This post was published 10 years, 8 months ago. Due to the rapidly evolving world of technology, some material it contains may no longer be applicable.
Google has announced the preview release of the Android 3.0 SDK to satisfy developers’ appetites for new Honeycomb-flavoured apps. The release allows developers to develop new tablet applications for Honeycomb and test existing application compatibility.
Android 3.0 is being optimised for tablet devices, with the SDK having an updated user interface framework. Google says that will allow developers to make use of the larger screen sizes available on the overgrown smartphones that are tablets.
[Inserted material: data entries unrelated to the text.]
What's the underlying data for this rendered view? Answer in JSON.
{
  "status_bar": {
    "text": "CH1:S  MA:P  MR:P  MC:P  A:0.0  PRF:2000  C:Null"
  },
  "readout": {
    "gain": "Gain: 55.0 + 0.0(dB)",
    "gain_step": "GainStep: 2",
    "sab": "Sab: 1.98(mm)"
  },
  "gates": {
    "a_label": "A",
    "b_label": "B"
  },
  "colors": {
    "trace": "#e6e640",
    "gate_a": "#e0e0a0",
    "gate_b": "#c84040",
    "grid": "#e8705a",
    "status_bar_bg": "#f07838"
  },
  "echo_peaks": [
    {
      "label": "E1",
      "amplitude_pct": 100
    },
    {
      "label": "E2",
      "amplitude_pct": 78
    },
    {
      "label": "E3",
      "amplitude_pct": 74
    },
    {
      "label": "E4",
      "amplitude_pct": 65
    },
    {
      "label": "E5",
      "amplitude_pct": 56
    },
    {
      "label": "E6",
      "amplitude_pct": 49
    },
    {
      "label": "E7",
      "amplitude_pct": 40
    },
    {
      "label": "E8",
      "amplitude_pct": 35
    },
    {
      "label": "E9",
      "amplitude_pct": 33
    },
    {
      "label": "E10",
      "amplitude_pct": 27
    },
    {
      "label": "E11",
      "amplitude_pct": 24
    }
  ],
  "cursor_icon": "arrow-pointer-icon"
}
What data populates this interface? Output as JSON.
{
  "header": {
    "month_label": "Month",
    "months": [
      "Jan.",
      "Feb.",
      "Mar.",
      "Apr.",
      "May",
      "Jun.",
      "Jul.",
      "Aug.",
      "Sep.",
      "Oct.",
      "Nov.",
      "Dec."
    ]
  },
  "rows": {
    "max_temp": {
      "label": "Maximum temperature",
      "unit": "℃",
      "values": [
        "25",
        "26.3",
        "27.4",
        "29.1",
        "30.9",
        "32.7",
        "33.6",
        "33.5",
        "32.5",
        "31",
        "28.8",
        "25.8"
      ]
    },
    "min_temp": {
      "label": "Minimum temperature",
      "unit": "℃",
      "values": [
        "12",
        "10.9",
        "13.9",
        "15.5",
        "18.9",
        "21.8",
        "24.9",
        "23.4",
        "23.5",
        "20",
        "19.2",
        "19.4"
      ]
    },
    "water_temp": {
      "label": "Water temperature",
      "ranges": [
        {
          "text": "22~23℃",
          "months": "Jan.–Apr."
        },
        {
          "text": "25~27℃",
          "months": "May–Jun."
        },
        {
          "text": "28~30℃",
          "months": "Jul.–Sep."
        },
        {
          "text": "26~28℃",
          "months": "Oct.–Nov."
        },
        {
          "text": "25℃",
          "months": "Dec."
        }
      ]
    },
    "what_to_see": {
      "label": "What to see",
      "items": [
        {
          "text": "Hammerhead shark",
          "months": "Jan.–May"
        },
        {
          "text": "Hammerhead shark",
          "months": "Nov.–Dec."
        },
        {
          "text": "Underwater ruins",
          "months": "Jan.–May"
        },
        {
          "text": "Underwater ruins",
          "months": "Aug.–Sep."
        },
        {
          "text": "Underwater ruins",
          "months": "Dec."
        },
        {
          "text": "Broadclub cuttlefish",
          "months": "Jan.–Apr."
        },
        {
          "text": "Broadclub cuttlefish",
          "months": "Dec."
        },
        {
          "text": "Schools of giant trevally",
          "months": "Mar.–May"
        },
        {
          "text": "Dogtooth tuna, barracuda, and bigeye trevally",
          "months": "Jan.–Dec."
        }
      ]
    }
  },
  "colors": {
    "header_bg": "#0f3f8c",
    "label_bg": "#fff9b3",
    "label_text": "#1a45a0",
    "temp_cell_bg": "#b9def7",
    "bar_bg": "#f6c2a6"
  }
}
There are updates to 2D and 3D graphics rendering, including a built-in GL renderer along with a new 3D engine called Renderscript.
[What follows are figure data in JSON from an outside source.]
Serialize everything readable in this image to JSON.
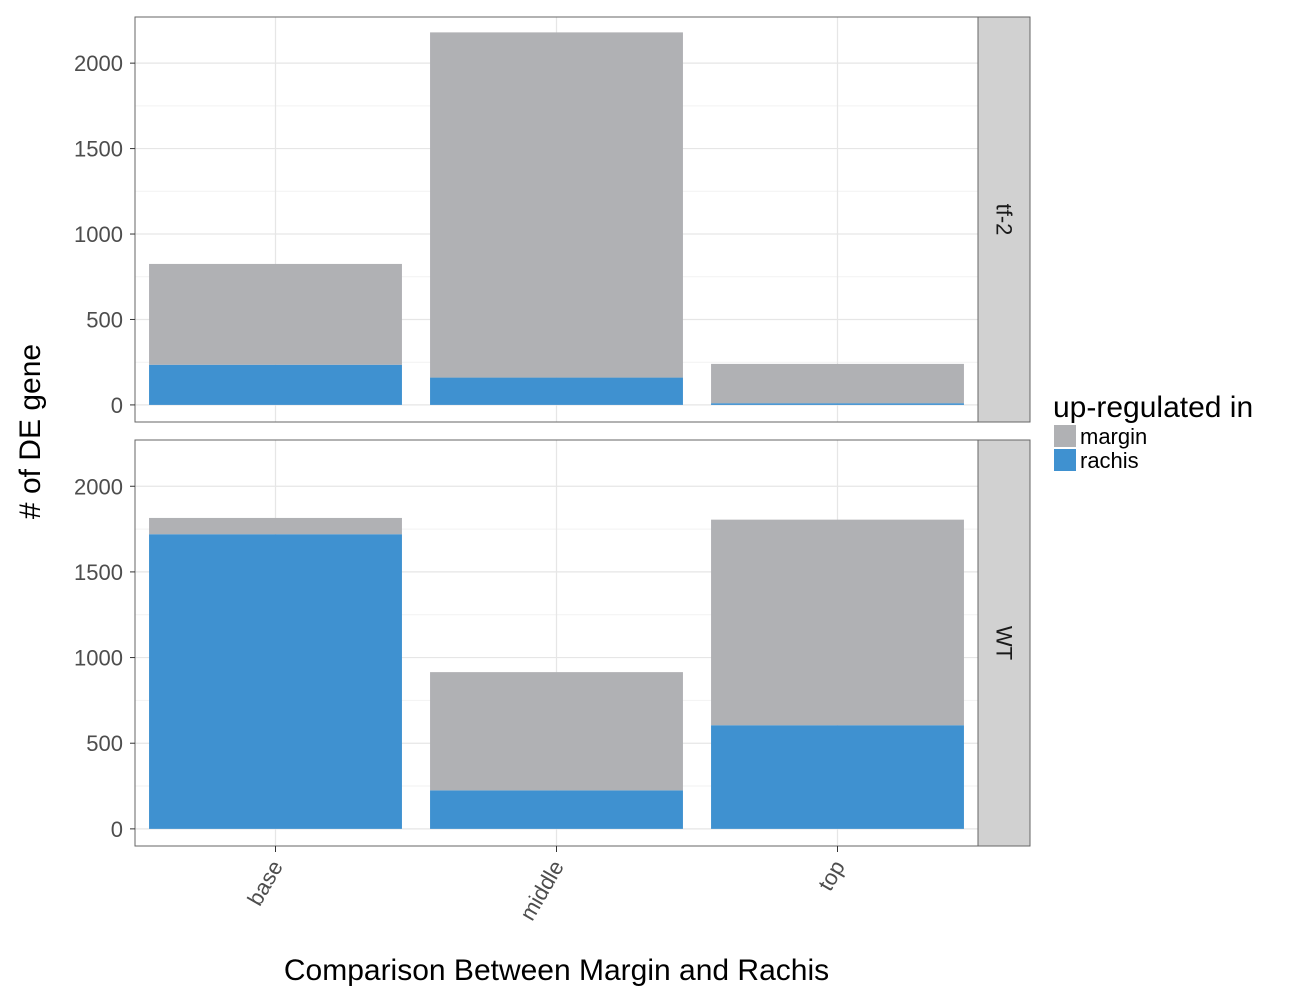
{
  "chart_data": {
    "type": "bar",
    "stacked": true,
    "facet_layout": "rows",
    "categories": [
      "base",
      "middle",
      "top"
    ],
    "xlabel": "Comparison Between Margin and Rachis",
    "ylabel": "# of DE gene",
    "ylim": [
      -100,
      2270
    ],
    "yticks": [
      0,
      500,
      1000,
      1500,
      2000
    ],
    "grid": true,
    "legend": {
      "title": "up-regulated in",
      "position": "right",
      "items": [
        {
          "label": "margin",
          "color": "#b0b1b4"
        },
        {
          "label": "rachis",
          "color": "#3f91d0"
        }
      ]
    },
    "series": [
      {
        "name": "margin",
        "color": "#b0b1b4"
      },
      {
        "name": "rachis",
        "color": "#3f91d0"
      }
    ],
    "panels": [
      {
        "label": "tf-2",
        "values": {
          "margin": [
            590,
            2020,
            230
          ],
          "rachis": [
            235,
            160,
            10
          ]
        }
      },
      {
        "label": "WT",
        "values": {
          "margin": [
            95,
            690,
            1200
          ],
          "rachis": [
            1720,
            225,
            605
          ]
        }
      }
    ]
  }
}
Perhaps the most important feature in Android 3.0 is its support for multi-core processors, meaning developers can actually make use of the multi-core chips designed by ARM that appeared in many tablets and smartphones at CES earlier this month.
At CES, Google picked Motorola to show off its Android 3.0 operating system. The first public demonstration of Android 3.0, Honeycomb, was shown on the upcoming Motorola Xoom tablet, garnering widespread approval.
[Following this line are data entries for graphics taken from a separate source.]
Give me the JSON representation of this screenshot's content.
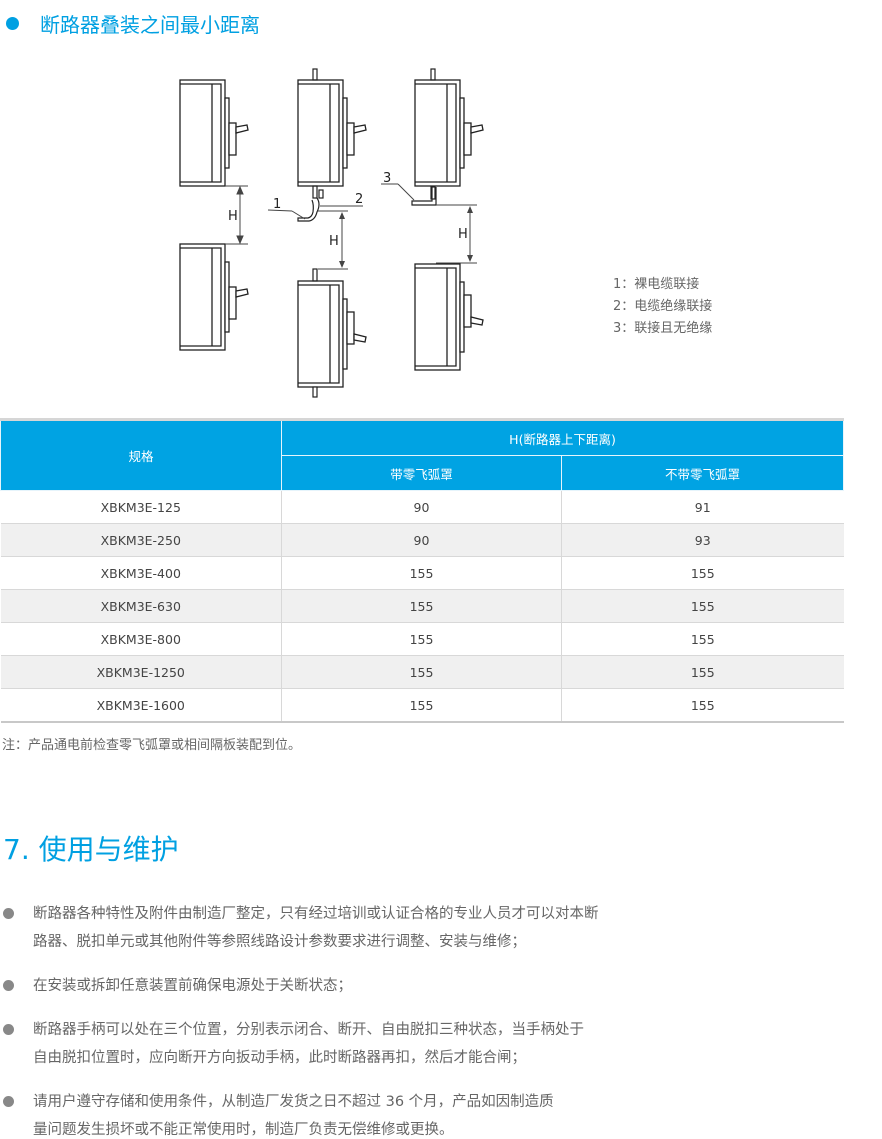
{
  "section": {
    "title": "断路器叠装之间最小距离",
    "accent": "#00a0e2"
  },
  "diagram": {
    "dimension_label": "H",
    "callouts": [
      "1",
      "2",
      "3"
    ],
    "legend": [
      "1：裸电缆联接",
      "2：电缆绝缘联接",
      "3：联接且无绝缘"
    ]
  },
  "table": {
    "header": {
      "spec": "规格",
      "group": "H(断路器上下距离)",
      "col1": "带零飞弧罩",
      "col2": "不带零飞弧罩"
    },
    "header_color": "#00a3e3",
    "rows": [
      [
        "XBKM3E-125",
        "90",
        "91"
      ],
      [
        "XBKM3E-250",
        "90",
        "93"
      ],
      [
        "XBKM3E-400",
        "155",
        "155"
      ],
      [
        "XBKM3E-630",
        "155",
        "155"
      ],
      [
        "XBKM3E-800",
        "155",
        "155"
      ],
      [
        "XBKM3E-1250",
        "155",
        "155"
      ],
      [
        "XBKM3E-1600",
        "155",
        "155"
      ]
    ]
  },
  "note": "注：产品通电前检查零飞弧罩或相间隔板装配到位。",
  "maintenance": {
    "title": "7.  使用与维护",
    "bullets": [
      {
        "lines": [
          "断路器各种特性及附件由制造厂整定，只有经过培训或认证合格的专业人员才可以对本断",
          "路器、脱扣单元或其他附件等参照线路设计参数要求进行调整、安装与维修；"
        ]
      },
      {
        "lines": [
          "在安装或拆卸任意装置前确保电源处于关断状态；"
        ]
      },
      {
        "lines": [
          "断路器手柄可以处在三个位置，分别表示闭合、断开、自由脱扣三种状态，当手柄处于",
          "自由脱扣位置时，应向断开方向扳动手柄，此时断路器再扣，然后才能合闸；"
        ]
      },
      {
        "lines": [
          "请用户遵守存储和使用条件，从制造厂发货之日不超过 36 个月，产品如因制造质",
          "量问题发生损坏或不能正常使用时，制造厂负责无偿维修或更换。"
        ]
      }
    ]
  }
}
From watching short previews of the Xoom it was clear that Android 3.0 resolves many of the shortcomings of Android running on existing tablet devices. Overall the operating system just seemed more comfortable with the larger screen than it was before. With Mobile World Congress less than a month away, industry attention will turn to what manufacturers such as Samsung and LG do with Android 3.0.
In the meantime, punters in the market for a tablet might want to hold off, as it is clear that Android 3.0 will give both developers and consumers what they want, an alternative to the iPad.